The election of the Constituent Assembly was accomplished by having Brotherhood deputies form a bloc with the Salafis, something the Brotherhood has consistently said it did not wish to do. And the Brotherhood’s General Guide actually charged Egyptian media with following diabolical orders. Acting more like a wounded animal than a government-in-waiting, the movement seems to have lost its collective temper. (A Brotherhood decision on March 29 to withdraw ten of its members or sympathizers from the Constituent Assembly to make room for more liberals may be a sign that the organization is seeking to regain its cool.)

The response from other political forces has been just as fierce, though there are no signs yet that it is coupled to a clear strategy. The boycotts and lawsuits could be dismissed as the frustrated sputterings of sore electoral losers—and indeed may remain that—were it not for the real possibility that they will provoke the military, the courts, and other institutions that are part of the old Egyptian state—the deep state—to seize control of the transition process. There is no clear way to do that under the terms of the Constitutional Declaration, raising the specter of a hard or soft coup.

Will the secular political forces get the support they seek? The precedent for court action does exist (essentially based on past challenges to the complex provisions for partisan and independent candidates), but there is slim legal footing. Even on the two previous occasions when it found the parliament’s election invalid, the Constitutional Court let the actions of that parliament stand. The only result was to force new elections. If that precedent were followed in this case, it would leave the Constituent Assembly intact while dragging exhausted Egyptian voters back to the polls in balloting that would undoubtedly return similar results.

But might the Court act more ambitiously—and politically—this time by declaring all of parliament’s actions taken so far illegal and thus disbanding the Constituent Assembly? The Brotherhood clearly fears that the Court is in the SCAF’s pocket. Such a fear may be exaggerated but is hardly groundless. The Court is hard to read right now since it issues decisions as a body with no dissenting opinions, but there are certainly justices who have been providing legal advice to the SCAF, and others who have personal or career connections to the military. And the Court has been treated kindly by the SCAF, having been rewarded with a decree-law last summer that rendered the Court a more self-perpetuating body. The Brotherhood has been quietly preparing its own plans to revise the law governing the Court, indicating that its suddenly expressed fear had been privately harbored for a considerable period.

Is it too late for both sides to avoid confrontation and return to their more cautious and careful approaches? Might everyone be satisfied with a rejiggering of the composition of the Constituent Assembly and a focus on the large areas of consensus in constitutional reconstruction? The possibility probably still exists, but not for long.

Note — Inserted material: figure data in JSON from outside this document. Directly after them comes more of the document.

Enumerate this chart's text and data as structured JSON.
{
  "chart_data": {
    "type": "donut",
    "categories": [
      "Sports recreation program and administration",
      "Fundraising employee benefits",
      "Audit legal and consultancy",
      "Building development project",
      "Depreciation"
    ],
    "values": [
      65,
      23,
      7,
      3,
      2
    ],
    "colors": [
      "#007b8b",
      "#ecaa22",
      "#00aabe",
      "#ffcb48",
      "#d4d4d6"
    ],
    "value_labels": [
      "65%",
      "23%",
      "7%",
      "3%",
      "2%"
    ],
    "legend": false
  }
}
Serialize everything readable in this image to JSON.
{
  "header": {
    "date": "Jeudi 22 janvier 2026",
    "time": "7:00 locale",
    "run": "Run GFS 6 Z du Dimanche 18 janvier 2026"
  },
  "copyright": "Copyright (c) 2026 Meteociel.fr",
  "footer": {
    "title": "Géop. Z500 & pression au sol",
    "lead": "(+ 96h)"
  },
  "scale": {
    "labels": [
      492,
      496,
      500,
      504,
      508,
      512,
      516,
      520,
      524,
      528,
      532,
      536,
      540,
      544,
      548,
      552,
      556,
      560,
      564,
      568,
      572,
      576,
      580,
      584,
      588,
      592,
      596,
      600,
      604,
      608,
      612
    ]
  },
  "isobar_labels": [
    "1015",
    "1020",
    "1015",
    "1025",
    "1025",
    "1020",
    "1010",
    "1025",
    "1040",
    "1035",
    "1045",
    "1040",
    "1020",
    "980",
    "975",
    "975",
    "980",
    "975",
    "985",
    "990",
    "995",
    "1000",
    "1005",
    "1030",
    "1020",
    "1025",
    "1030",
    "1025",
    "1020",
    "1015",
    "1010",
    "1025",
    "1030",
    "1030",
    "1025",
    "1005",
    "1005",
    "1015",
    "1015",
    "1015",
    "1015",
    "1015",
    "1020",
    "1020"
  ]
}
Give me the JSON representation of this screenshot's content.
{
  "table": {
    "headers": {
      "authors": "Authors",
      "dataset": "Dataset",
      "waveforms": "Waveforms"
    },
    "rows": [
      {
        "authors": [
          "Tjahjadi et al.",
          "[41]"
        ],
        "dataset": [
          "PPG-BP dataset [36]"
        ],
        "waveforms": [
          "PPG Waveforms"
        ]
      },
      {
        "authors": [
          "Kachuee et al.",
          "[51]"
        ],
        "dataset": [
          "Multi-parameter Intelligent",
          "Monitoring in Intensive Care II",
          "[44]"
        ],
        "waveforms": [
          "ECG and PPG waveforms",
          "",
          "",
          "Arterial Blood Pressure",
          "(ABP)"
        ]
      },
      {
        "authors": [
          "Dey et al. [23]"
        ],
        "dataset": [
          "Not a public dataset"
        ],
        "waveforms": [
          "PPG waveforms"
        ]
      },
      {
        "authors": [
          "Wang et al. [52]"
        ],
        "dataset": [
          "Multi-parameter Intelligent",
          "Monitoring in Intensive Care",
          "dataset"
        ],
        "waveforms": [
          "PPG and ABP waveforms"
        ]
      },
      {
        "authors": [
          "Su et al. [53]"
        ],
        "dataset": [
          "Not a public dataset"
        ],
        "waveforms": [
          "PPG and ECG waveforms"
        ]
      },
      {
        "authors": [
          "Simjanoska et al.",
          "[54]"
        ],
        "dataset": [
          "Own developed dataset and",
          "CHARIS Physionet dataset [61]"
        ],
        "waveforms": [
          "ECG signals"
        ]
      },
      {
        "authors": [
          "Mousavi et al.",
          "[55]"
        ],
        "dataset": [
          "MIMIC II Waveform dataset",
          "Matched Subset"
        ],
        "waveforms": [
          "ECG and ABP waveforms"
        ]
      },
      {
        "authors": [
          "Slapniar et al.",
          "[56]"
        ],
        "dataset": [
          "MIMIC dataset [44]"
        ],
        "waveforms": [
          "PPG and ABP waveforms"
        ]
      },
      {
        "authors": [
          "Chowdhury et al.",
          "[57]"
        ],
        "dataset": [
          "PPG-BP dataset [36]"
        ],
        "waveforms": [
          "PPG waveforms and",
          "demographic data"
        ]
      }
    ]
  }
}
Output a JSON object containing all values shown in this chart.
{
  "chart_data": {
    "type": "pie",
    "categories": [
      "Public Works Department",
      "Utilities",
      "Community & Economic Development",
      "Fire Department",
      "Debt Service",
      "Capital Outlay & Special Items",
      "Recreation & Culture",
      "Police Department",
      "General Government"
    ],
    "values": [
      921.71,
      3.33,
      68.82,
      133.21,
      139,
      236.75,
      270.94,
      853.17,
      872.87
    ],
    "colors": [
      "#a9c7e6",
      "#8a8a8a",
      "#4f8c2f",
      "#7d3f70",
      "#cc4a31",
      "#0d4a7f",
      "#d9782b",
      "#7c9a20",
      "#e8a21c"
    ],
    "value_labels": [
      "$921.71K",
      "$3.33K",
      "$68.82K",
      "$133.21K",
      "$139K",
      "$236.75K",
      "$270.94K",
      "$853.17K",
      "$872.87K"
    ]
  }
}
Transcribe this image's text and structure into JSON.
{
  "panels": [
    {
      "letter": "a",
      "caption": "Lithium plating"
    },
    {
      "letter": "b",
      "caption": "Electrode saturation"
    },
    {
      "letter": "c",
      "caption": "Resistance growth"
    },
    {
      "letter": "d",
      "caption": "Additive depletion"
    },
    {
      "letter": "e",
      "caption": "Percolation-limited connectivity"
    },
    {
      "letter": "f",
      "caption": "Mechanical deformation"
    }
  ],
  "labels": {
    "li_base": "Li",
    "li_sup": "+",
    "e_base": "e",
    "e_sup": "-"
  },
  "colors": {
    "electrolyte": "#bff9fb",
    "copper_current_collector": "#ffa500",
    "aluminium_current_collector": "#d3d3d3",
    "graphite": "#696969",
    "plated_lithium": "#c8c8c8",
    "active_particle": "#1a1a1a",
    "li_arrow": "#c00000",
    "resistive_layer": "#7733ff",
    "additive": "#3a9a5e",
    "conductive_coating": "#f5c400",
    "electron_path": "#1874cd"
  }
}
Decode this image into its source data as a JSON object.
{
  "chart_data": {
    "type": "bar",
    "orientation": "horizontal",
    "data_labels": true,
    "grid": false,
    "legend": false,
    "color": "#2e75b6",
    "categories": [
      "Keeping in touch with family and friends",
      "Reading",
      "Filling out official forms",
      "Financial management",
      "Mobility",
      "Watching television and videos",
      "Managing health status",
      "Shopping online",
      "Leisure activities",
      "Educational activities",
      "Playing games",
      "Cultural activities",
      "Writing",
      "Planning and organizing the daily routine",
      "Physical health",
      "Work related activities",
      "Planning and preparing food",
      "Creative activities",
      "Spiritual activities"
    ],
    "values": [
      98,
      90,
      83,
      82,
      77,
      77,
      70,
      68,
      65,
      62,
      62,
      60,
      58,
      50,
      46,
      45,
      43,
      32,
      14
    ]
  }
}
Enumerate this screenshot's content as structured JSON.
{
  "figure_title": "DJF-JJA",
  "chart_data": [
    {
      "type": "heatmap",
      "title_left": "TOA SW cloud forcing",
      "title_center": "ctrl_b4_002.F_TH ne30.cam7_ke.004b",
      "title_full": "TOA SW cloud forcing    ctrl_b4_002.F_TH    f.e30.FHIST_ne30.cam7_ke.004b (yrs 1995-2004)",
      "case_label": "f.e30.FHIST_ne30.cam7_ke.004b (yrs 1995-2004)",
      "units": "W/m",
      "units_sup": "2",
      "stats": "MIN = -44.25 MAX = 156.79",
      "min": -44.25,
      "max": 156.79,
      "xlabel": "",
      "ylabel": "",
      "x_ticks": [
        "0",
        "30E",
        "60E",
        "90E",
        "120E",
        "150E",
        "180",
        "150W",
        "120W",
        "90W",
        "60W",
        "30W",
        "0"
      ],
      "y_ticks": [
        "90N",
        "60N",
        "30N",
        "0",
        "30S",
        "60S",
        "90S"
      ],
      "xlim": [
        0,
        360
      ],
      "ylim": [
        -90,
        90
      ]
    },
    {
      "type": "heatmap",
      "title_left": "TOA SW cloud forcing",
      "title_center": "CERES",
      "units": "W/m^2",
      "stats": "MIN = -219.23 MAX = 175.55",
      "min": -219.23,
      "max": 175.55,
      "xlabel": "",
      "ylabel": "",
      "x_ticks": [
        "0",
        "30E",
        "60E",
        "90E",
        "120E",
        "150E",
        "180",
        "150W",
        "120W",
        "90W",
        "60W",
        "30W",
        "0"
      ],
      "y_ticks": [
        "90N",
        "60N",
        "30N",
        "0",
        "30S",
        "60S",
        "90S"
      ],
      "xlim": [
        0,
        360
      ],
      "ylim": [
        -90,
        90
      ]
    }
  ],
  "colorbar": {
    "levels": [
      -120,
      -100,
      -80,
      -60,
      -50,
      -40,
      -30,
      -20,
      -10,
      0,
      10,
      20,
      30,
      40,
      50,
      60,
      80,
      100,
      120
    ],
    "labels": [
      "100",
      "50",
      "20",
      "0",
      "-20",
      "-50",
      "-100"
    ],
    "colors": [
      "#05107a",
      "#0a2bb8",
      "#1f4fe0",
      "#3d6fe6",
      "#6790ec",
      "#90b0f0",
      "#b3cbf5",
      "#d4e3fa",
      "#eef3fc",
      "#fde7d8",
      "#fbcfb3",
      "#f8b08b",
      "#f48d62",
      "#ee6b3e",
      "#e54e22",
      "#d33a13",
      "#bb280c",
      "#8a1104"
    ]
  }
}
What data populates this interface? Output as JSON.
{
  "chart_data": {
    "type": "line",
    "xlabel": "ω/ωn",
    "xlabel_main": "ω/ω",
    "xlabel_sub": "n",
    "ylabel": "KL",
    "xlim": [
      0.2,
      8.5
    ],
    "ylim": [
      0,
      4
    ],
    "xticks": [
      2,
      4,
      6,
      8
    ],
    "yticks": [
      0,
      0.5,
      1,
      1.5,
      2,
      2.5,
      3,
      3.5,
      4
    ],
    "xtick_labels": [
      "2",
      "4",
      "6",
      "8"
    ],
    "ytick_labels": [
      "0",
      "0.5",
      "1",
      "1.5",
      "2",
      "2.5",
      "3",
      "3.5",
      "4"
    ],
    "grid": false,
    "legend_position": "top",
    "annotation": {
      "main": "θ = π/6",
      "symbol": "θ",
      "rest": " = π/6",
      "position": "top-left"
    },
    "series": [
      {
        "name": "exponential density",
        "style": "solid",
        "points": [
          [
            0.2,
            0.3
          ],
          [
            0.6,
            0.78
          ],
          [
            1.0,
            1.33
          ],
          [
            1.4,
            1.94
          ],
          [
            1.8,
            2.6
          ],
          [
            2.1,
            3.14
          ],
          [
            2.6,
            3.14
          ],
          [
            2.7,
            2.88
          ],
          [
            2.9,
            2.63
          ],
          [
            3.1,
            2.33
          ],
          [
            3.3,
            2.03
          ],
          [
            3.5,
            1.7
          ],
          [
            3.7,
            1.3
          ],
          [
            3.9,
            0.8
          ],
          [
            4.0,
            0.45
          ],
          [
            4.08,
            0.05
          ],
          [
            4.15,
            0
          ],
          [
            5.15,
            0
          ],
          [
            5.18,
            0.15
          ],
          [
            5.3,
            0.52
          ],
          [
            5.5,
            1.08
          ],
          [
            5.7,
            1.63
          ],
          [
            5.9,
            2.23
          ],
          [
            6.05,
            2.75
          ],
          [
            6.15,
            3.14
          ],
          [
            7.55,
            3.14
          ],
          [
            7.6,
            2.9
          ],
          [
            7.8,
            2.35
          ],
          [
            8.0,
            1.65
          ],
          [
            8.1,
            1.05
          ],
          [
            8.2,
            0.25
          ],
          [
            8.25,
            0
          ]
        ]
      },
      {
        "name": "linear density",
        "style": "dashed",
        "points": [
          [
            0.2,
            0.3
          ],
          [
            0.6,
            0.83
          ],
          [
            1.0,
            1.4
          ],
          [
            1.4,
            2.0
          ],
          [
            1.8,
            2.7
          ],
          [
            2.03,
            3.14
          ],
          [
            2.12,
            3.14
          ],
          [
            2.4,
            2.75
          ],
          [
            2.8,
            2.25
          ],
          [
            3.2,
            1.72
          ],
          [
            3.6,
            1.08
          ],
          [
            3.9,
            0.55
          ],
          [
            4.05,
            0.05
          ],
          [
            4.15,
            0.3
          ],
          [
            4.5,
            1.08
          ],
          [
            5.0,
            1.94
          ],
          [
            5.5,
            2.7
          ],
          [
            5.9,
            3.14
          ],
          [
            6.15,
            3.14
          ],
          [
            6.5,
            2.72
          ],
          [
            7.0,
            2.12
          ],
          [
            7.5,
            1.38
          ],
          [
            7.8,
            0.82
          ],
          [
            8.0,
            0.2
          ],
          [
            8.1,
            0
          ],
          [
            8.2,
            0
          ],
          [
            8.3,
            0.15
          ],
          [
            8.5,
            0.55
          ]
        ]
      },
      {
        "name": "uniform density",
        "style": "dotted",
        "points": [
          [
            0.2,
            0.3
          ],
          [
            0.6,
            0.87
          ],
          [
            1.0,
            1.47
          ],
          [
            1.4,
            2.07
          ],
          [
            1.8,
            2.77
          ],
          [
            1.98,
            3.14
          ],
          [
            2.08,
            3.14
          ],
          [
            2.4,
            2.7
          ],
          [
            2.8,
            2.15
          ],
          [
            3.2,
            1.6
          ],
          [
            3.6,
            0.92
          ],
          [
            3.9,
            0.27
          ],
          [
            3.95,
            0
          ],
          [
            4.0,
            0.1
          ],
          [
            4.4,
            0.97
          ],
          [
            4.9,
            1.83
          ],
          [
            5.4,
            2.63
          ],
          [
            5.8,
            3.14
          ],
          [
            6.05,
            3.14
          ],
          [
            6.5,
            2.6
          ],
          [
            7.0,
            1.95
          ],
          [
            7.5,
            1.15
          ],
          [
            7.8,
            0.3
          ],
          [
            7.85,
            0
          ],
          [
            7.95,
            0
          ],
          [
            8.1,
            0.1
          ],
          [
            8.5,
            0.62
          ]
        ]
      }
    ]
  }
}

If both sides back off, Egypt may indeed move in the direction of the more benign (though still problematic) conceptions of the Turkish model—a military that keeps its finger in the political machinery in disruptive and undemocratic (but often manageable) ways and an Islamist party that uses its popularity to move the society slowly in its direction, unobstructed by a feckless opposition and aided by its majority status and ability to slowly penetrate the pockets of the state and the society from which it had been barred.

The result might not be ideal, but it may be more preferable than a battle that pits the deep state against a deeply entrenched social movement in a struggle to the death. Under either scenario, the secular parties would be among the losers.